— Но… — мысль с трудом выстраивалась в голове Этьенна. — Вы сказали, что забирали того, в ком не оставалось ни одного чистого помысла… но… почему вы тогда… Эта жалкая девчонка-потаскушка, истощённый незадачливый неврастеник, ещё одна влюблённая дура… ладно, моя сестрица, пожалуй, удовлетворяла вашим требованиям… Но почему вы… почему вы не забрали меня? И первым? Кто здесь хуже меня? — Этьенн пронзил Сатану пристальным взглядом. Глаза их встретились, и в грудь Этьенна проникла волна запредельной, смертной тоски, но он через силу продолжил. — Почему? Меня, подонка, даже здесь обесчестившего одну девицу и желавшего овладеть другой, меня, готового подставить того, кто спас мне жизнь, моего друга, — под растление… Почему вы не забрали меня? Разве во мне есть хоть что-то чистое?
— Ну, полно тебе, Фанфан. Будем считать, что это — родственные чувства. — Его светлость шутовски взмахнул руками, — ну, или — просто симпатия. Как мог я тебя, дорогого племянника…
— Он лжёт, Этьенн. Он лжёт. — Клермон с трудом разжал зубы, — ты простил своего убийцу. Он не мог забрать тебя.
Этьенн окинул Армана сумрачным взглядом. Простил дяде? Да. Но лишь потому, что прекрасно понимал его. Ведь он сам хладнокровно отдал на растление Клермона своей сестрице. Себя Этьенн не судил за это намерение — не мог осудить и дядю. Или осудил?… Клермон мешал ему, он сам мешал Франсуа. Если правда, что понять, значит простить, то простил. Но скорее — просто понял. Но это все было не очень важно для него. Просто Этьенн впервые взглянул на себя с этой странной стороны — «…в ком не оставалось ни одного чистого помысла…»
Странно, но порой действительно не понимая, что допустимо, а что — нет, притом, что считал для себя допустимым всё, что ему хотелось считать таковым, Этьенн сейчас понял его светлость. Понял правильно. Неразличающий добра и зла — молниеносно понял, что именно отправляло гостей герцога в чёрный склеп.
Но что спасало доселе его самого — искренне не понимал.
— Но я тысячу раз заслужил ад. Распутник, выродок, подлец. Я тысячу раз его заслужил. — Этьенн задумался. Да, распутство, блуждание с пути на путь, шатание по ложным стезям, потеря своей подлинной стези, это блужение, блуд, заблуждение… Он заблудился. Истины нет. Он был так слаб. Да, прав этот старый чёрт. Истина есть просто частный случай заблуждения. Вращая лживыми и стократно изолгавшимися словами, вы можете ненароком проронить нечто вполне истинное. Почему нет? Верно и обратное — употребляя слова Истины, стоит на волос размыть понятия, сдвинуть синонимические ряды, ввернуть кривое вводное слово — и вы сами не заметите, как причудливо и калейдоскопично начнёт, вращаясь, искажаться смысл, преображаясь в самую заурядную ложь. Всё едино, всё равно бессмысленно. Круги на воде… Но… раз так… К черту!

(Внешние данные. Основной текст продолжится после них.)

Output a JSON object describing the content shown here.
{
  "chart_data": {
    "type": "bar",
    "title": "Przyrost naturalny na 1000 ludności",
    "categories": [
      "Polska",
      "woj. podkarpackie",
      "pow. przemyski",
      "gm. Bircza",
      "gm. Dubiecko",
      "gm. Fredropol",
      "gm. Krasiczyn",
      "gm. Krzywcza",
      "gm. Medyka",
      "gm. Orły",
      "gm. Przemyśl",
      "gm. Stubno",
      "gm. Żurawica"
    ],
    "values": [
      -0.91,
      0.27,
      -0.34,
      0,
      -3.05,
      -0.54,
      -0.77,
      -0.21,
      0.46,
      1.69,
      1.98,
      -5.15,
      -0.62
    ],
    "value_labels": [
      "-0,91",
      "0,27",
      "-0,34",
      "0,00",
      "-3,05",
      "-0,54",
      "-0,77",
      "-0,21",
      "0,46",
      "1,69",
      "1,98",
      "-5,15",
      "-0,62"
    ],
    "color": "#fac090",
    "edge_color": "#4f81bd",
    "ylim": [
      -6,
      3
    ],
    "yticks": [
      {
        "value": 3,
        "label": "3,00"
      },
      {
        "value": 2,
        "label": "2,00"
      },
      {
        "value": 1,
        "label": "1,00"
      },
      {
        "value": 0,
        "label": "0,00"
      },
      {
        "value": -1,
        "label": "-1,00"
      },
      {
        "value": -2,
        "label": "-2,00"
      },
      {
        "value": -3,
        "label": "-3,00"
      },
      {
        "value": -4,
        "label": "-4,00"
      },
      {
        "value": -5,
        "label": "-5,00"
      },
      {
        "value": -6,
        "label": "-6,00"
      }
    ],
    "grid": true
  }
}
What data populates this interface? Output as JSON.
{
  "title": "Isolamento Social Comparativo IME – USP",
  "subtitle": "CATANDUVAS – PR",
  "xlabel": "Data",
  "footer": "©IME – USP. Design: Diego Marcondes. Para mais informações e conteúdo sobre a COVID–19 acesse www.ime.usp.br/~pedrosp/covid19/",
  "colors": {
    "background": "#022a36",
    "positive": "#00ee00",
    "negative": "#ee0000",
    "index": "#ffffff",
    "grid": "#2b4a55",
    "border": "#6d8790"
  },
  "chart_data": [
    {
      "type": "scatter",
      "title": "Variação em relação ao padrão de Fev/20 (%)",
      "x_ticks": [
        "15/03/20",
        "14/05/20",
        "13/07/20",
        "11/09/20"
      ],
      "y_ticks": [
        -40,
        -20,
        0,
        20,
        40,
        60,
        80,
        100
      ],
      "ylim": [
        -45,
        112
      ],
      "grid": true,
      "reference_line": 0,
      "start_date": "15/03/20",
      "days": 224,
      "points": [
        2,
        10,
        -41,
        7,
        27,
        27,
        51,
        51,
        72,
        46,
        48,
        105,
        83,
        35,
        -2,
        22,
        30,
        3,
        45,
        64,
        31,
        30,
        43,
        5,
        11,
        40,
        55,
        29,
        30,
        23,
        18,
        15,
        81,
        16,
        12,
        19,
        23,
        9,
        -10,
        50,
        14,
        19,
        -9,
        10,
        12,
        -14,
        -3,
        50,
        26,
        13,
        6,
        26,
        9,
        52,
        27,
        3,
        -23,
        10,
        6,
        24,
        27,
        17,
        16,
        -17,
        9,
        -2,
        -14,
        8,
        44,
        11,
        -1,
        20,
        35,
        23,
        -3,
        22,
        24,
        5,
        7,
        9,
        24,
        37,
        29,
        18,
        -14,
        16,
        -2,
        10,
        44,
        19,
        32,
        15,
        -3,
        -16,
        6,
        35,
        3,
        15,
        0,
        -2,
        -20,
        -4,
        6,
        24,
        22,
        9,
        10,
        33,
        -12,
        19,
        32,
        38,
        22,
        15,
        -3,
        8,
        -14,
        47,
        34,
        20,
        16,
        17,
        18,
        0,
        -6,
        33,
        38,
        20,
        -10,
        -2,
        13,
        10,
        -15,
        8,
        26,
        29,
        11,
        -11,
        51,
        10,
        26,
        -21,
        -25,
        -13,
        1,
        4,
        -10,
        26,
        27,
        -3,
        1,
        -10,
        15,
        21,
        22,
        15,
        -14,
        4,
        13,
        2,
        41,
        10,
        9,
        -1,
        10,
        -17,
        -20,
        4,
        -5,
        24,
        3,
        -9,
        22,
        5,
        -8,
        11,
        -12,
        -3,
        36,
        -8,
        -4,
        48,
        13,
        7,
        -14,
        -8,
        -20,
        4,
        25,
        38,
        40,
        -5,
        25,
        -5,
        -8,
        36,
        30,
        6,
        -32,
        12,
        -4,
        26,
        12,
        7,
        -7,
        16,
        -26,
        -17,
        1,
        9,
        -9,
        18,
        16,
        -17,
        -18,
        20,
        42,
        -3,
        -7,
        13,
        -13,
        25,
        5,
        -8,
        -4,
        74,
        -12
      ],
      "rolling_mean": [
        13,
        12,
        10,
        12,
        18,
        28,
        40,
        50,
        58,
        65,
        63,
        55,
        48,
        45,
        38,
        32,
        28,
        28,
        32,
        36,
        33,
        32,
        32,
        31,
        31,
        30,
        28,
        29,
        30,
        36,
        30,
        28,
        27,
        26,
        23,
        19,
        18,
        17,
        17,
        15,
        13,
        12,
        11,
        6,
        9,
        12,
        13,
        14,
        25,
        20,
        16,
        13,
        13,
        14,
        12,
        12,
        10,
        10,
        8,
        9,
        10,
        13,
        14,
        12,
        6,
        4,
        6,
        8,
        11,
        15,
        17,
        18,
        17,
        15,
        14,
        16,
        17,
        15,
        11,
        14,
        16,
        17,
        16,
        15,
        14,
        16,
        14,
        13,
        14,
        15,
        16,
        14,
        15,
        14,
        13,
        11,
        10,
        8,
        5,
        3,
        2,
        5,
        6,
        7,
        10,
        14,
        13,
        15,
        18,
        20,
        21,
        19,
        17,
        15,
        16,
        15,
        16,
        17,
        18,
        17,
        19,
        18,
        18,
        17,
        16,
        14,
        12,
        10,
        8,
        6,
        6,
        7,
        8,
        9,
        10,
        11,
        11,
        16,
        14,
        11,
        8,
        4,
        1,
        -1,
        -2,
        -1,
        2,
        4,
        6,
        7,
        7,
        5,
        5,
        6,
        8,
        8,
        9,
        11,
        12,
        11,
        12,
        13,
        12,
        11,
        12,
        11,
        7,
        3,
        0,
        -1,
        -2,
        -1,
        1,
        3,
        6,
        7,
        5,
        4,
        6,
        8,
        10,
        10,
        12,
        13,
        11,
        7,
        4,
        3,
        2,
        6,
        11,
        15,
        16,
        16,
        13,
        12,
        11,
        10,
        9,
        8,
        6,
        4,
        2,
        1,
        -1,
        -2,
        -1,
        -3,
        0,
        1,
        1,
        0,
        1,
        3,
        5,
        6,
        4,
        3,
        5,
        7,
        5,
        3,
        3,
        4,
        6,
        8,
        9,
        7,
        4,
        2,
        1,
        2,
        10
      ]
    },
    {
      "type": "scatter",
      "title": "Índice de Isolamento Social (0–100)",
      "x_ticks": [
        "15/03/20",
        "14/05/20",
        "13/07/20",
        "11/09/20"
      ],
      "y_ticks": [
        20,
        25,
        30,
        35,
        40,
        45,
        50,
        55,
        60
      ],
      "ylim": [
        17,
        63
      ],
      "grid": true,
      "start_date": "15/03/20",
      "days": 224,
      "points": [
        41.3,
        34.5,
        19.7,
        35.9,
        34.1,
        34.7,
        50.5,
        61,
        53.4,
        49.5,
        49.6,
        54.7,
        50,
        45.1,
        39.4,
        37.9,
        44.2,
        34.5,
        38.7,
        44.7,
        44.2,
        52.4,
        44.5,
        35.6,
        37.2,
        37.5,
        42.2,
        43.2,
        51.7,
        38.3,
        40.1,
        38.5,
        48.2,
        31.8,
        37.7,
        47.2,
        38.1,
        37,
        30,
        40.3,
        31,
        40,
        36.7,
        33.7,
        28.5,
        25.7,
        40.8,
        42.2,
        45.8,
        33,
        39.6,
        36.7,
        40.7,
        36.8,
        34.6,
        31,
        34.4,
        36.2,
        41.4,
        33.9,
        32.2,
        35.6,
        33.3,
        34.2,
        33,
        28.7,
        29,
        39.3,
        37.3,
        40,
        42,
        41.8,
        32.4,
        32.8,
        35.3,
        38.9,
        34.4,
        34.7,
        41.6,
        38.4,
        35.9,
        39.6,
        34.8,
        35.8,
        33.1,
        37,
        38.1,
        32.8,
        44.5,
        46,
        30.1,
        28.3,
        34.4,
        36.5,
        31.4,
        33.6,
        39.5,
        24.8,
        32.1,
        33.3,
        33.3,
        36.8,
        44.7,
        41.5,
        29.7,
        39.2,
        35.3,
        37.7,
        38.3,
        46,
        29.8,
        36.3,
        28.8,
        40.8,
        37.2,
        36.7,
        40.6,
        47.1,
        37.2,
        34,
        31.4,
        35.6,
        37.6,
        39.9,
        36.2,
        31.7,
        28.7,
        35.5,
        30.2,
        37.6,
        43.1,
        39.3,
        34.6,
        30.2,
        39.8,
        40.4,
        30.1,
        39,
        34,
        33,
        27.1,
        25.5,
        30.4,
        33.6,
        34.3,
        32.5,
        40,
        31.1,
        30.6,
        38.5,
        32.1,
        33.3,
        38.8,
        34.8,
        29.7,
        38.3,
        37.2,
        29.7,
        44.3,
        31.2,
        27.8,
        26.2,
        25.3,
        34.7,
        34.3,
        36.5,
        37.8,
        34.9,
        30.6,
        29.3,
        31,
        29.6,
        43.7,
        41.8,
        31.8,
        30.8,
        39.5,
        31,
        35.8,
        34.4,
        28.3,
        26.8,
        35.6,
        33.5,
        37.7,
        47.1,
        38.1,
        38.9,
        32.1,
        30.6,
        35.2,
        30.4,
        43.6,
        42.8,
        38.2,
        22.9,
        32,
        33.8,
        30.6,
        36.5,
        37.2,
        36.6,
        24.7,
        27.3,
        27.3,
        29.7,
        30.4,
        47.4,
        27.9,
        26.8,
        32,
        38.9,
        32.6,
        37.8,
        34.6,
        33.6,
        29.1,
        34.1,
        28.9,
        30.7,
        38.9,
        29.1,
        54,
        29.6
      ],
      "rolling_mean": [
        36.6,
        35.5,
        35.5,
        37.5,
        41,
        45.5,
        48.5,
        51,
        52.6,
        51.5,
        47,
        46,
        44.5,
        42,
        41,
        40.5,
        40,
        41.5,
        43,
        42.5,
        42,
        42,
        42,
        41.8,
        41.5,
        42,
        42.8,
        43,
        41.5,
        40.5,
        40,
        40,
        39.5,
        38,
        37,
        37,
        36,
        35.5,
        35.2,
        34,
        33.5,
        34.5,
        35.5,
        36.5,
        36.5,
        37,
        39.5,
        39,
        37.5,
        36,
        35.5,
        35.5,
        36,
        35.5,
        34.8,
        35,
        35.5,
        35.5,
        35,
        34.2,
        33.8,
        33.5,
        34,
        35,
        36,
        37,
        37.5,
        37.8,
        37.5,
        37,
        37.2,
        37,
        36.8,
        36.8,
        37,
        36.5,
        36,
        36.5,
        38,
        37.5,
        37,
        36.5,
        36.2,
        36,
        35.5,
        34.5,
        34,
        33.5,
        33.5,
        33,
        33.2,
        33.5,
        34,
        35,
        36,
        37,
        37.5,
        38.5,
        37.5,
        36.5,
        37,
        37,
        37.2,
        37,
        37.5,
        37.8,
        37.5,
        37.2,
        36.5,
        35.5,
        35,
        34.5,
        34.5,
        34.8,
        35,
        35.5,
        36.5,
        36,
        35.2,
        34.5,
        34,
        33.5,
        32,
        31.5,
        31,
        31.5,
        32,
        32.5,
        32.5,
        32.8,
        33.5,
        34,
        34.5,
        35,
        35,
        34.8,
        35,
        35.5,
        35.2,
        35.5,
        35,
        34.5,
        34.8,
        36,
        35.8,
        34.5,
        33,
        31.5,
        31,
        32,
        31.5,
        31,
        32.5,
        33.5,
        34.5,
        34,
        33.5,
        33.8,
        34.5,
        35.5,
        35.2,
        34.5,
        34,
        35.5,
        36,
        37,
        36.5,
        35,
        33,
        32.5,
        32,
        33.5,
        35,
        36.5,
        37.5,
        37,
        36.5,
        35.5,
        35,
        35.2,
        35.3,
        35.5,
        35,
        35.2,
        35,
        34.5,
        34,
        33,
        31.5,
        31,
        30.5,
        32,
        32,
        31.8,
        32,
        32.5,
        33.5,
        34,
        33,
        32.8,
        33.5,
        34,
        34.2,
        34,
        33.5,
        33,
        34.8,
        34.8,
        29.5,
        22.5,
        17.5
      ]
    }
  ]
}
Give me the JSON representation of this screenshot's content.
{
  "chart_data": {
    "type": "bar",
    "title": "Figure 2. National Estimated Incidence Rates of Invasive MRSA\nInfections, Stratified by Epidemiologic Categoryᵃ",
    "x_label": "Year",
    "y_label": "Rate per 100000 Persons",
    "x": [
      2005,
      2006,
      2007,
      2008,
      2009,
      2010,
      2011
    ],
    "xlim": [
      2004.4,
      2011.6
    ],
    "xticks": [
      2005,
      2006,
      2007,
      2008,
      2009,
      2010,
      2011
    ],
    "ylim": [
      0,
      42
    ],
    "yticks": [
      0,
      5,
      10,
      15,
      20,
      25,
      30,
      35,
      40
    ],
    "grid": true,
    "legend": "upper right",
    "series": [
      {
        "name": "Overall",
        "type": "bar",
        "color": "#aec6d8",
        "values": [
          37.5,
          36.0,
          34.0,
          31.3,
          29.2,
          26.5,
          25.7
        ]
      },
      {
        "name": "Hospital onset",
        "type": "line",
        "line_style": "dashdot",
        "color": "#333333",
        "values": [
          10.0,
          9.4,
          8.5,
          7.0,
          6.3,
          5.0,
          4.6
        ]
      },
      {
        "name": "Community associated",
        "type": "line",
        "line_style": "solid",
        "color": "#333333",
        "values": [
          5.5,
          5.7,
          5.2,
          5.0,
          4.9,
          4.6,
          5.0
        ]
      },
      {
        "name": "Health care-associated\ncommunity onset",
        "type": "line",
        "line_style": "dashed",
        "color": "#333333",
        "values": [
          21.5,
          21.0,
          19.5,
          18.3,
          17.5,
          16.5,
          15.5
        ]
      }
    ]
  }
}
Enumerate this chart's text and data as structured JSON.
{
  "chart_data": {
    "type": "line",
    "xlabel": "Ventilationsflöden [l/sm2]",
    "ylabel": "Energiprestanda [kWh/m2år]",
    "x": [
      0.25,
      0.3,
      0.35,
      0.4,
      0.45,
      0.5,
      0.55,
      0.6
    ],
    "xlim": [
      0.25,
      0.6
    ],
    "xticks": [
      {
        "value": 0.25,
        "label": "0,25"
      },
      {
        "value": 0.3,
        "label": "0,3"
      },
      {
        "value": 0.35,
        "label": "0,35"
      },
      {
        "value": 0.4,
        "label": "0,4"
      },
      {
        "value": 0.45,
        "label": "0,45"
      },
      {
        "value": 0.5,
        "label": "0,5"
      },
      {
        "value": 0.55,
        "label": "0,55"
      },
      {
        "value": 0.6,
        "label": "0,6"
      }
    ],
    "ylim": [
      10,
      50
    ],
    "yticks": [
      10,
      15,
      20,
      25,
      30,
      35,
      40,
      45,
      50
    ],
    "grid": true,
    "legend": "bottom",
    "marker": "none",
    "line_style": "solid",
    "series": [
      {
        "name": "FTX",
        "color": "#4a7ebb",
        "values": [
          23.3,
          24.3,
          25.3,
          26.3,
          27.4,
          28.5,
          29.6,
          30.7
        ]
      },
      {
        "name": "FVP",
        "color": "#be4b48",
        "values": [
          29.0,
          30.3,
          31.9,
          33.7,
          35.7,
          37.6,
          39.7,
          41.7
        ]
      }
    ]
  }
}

Снова на него наплывал этот дьявольский морок.
Неимоверным усилием томящая мысль разорвала вязкую, расползшуюся по душе тоску. Нет. Это ложь. Если есть свобода от Бога и порча духа — есть и тот, кто воплотил их. Вот он, сукин сын, убийца и кривляка. Но если есть чистота и благородство, столь рано отнятые у него и почти неизвестные ему — их тоже кто-то воплощает. Первым. Да, Этьенн не спорил, «если что-то подобное где-то и имеется, к нему оно не имеет никакого отношения…» Это верно. Но оно, по крайней мере, есть. Это он понял. И если понял не до конца — это было неважно. Если оно есть — значит, можно быть с Ним, а не с этим шутом гороховым. «Если из тебя сделали мерзавца и ты понимаешь, что ты мерзавец — перестань им быть. Но если он не хочет сделать этого…»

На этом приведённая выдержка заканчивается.